Some of these uses are mutually exclusive. Others can be combined. And as offshore wind turbines grow larger and are spaced further apart, co-location will increasingly need to be considered to balance all interests.

One example of co-location is that offshore wind farms, if developed as hybrid solutions, could serve as both renewable energy sources and as a transmission link connecting two or more markets. Another example is air defence radars, that might be upgraded, relocated or reconfigured to provide the needed coverage, thus allowing for a coexistence between defence needs and energy generation.

As offshore wind turbines grow larger and are spaced further apart, co-location will increasingly need to be considered to balance all interests

Short term
Important dialogue on co-existence
To facilitate increased consideration of co-location, an inclusive dialogue should be established. Based on evidence and the experiences of the last decade, this dialogue should include all relevant European and international stakeholders. By facilitating discussions on how to expand offshore wind capacity to ensure decarbonisation of Europe and how to prioritise our sea use, this dialogue will be critical to reaching the high-level of political ambition to deliver net-zero emissions by 2050.

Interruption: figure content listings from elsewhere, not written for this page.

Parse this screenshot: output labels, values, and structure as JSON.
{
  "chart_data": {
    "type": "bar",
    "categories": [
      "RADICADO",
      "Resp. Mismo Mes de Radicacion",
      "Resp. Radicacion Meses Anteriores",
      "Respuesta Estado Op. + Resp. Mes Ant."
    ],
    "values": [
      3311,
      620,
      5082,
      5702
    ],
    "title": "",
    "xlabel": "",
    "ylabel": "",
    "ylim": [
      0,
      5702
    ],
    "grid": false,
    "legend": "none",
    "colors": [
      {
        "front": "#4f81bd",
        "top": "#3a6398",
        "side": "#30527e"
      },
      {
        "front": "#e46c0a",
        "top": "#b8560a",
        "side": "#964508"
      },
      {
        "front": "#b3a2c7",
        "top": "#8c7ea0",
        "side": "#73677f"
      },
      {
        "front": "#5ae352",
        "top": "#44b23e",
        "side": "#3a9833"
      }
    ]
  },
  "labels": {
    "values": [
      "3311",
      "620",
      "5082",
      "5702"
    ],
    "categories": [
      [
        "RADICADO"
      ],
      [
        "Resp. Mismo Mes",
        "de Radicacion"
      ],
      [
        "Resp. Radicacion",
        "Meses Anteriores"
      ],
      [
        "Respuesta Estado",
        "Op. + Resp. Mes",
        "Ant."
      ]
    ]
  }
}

Alongside this international dialogue, individual government branches need to work together with all sectors at a national level to support the development of the solutions needed to enable Europe to reach this ambitious goal.

Long term
Develop, test and scale new means of co-existence
Having acknowledged the important value of all offshore economic activities, governments, offshore wind developers and other industries should continue their cooperation to enable and develop new options for co-existence.